I've always believed the car and where it was, and wasn't, found is the missing piece. I agree it was left there by someone who got the description of where to leave it wrong. Which begs the key question, why bring it back at all? The answer, to me, is to make it look like Jennifer disappeared from her residence, not from wherever she actually did. Following that logic, wherever she was must link back to the perpetrator. So she was abducted either from where she went the night before or that morning from work or from a stop on the way to work. Either way, the perpetrator knew her, and whereabouts she lived. If from work, it may have been premeditated, especially if they were the only ones there. Perhaps someone 'forgot' a file at home or other location and she drove them together to get it, never to be seen again. Or it started innocently, and hit the fan when they reached the second location.
I don't think the person on video is directly involved or even knew the significance of the car or whose it was. It sounds like a "hey man, here's 20 bucks to leave this car at the condos by the xyz. I told my xyz I'd drop it off, but forgot I have a dental appt, final exam, visit to my PO, lost my license, etc. and can't do it." The driver followed through because he knew he'd see the asker again. The driver wasn't thinking "I wonder if I walk down the street the camera will catch me incompletely and I'll be the luckiest POI ever." He either wasn't aware of, or wasn't concerned about the cameras; didn't realize Jennifer lived there, and likely didn't know there was a Jennifer in the first place. Not everyone follows the news, and seeing a piece (or poster) about a missing woman wouldn't mean anything to the driver unless it showed the car. At that point, he's not going to the police for fear of arrest, blackmail, deportation, the perpetrator, losing his spouse/kids/job, or any combo thereof. It's possible he doesn't even know he's on a video. If he does, he's no longer in the area. I'm using "he" here, as I see a young adult male, but you never know.

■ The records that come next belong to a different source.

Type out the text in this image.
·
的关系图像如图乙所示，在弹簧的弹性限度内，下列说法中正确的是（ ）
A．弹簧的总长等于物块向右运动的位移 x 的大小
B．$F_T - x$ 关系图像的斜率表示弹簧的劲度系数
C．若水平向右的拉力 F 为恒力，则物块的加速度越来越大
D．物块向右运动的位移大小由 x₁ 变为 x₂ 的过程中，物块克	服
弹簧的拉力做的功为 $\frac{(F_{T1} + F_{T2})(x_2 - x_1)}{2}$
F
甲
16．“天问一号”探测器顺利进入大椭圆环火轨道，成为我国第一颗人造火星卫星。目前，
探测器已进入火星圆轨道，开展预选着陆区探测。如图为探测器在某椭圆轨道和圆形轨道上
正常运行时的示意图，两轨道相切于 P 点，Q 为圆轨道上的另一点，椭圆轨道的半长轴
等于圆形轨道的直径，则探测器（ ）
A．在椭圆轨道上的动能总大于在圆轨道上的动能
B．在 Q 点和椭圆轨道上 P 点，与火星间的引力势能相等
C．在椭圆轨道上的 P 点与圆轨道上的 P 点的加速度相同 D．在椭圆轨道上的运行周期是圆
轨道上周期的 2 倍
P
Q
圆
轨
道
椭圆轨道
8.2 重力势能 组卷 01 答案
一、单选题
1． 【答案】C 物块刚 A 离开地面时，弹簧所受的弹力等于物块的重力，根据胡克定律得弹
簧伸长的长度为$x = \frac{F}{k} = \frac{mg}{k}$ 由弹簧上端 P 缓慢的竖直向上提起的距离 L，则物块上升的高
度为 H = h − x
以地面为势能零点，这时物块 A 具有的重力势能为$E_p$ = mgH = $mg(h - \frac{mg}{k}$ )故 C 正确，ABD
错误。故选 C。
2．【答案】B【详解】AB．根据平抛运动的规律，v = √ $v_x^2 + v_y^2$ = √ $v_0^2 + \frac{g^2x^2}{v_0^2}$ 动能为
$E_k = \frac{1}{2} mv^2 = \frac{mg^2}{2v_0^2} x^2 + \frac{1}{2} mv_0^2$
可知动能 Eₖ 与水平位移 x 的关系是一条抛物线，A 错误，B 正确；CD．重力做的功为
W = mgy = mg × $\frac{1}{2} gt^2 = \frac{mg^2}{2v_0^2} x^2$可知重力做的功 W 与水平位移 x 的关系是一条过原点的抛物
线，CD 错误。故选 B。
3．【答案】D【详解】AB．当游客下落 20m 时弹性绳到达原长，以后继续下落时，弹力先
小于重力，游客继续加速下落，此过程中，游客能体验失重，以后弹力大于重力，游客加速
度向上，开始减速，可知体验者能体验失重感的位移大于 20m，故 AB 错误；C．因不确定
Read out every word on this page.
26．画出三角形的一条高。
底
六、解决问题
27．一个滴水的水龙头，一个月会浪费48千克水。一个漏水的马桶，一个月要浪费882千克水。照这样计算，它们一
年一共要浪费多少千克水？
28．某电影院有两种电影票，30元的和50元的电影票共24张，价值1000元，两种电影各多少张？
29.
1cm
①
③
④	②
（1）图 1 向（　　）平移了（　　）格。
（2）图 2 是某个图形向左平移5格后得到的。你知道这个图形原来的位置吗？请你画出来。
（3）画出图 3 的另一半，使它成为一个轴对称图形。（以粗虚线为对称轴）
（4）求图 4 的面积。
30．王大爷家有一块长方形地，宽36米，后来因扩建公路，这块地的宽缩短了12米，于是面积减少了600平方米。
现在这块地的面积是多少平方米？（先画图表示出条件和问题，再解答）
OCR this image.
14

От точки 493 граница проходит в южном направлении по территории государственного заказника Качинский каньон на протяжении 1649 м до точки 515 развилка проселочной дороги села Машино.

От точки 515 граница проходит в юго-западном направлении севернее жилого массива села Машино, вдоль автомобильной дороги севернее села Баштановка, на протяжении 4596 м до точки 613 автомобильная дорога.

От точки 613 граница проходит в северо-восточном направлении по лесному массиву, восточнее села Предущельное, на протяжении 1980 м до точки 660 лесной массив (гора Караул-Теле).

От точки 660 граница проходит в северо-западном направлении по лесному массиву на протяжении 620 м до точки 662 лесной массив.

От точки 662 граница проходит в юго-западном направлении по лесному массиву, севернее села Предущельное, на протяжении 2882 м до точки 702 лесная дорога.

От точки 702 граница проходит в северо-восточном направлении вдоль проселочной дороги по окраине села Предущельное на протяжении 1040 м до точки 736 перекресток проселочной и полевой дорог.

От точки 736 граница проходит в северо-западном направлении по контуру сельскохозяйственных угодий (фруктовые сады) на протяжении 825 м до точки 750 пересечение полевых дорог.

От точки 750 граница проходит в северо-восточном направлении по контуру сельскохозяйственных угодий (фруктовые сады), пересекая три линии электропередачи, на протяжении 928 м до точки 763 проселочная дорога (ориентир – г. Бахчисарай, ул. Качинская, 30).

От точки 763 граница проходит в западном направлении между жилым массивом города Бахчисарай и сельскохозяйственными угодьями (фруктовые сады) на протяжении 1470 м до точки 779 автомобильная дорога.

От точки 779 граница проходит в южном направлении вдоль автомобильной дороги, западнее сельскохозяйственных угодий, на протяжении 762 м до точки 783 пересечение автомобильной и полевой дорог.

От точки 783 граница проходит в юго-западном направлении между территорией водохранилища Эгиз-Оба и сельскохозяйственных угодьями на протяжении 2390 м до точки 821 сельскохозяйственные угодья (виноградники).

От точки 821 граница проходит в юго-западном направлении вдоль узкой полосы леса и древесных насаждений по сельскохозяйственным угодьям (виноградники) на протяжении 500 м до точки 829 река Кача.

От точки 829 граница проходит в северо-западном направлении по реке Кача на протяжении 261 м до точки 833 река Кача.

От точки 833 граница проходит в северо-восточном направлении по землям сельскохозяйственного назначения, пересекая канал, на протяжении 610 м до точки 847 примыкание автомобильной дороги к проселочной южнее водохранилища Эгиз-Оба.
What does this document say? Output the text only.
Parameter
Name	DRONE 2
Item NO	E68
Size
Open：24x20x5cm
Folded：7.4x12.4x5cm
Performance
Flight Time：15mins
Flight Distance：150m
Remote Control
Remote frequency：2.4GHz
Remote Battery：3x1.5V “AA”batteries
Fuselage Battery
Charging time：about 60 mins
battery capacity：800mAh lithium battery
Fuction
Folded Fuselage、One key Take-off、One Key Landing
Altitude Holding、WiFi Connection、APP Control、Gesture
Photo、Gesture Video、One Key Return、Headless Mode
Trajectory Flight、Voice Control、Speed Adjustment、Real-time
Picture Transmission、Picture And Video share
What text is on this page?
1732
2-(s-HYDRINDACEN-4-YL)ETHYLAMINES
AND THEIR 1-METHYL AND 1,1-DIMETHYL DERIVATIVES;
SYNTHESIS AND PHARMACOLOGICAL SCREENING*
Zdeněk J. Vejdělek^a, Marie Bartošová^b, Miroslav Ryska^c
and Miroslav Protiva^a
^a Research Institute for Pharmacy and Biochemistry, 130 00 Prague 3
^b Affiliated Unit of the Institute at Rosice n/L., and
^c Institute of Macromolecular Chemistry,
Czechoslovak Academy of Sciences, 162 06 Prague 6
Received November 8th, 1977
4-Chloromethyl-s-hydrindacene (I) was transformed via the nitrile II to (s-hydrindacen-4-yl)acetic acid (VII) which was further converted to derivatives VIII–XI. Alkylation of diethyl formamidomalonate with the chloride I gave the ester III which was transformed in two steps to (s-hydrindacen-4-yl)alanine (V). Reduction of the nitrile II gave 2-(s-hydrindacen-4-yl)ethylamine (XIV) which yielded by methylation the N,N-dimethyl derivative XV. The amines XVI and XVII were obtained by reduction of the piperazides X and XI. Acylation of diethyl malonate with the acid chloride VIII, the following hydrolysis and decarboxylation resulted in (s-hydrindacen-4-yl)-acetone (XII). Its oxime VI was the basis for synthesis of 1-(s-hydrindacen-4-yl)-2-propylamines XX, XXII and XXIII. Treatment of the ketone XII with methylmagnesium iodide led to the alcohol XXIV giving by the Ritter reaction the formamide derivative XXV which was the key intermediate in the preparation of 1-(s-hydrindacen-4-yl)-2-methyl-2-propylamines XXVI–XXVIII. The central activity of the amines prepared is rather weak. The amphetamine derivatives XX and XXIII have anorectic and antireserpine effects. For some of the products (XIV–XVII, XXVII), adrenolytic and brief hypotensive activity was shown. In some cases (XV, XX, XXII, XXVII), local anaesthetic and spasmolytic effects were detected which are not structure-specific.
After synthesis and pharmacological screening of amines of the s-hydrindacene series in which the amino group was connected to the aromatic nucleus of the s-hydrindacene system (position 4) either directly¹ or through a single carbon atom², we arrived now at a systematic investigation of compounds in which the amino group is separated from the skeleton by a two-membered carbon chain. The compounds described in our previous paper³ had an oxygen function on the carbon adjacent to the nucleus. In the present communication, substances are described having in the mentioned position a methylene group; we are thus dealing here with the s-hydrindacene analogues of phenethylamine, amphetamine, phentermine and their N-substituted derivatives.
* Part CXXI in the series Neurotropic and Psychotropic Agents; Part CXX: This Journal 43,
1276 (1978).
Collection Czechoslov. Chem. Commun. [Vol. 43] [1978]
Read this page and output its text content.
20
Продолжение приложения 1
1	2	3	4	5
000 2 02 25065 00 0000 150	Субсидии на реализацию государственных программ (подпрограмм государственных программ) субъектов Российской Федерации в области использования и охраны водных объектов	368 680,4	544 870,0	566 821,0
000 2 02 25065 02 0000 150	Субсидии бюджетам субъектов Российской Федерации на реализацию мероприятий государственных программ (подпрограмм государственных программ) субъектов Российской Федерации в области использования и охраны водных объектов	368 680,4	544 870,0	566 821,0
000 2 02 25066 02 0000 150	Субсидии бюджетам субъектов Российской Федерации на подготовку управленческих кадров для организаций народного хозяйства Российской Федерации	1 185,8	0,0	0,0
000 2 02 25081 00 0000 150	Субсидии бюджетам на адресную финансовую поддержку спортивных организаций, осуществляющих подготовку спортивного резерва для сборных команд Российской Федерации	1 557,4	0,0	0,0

I haven't seen the pizza video so not sure what context it's in, but a couple of pizza delivery drivers who knew each other peripherally would make the above drop off possible. Yet, Jennifer wasn't stopping by for a slice at a closed pizzeria before 9am, and a delivery the night before doesn't make sense if she herself took her car. My sense is it's personal, and the timing isn't coincidental. Her returning from vacation is important, someone was stewing while she was gone and/or snapped once she was back. Within hours. My guess is she left that morning, and investigators know where she went or was headed. It follows that more information about the car is known. There's a waiting game on proof, but I'd bet a suspect has been identified. It could still be one of the workers who then enlisted the help of an unknowing drop off driver, but would she would have given one of them a ride out of the complex? I think a fuller scenario lies in unreleased camera/video from the complex. Two heads in a car isn't conclusive, but would narrow down when (and potentially to where) she left.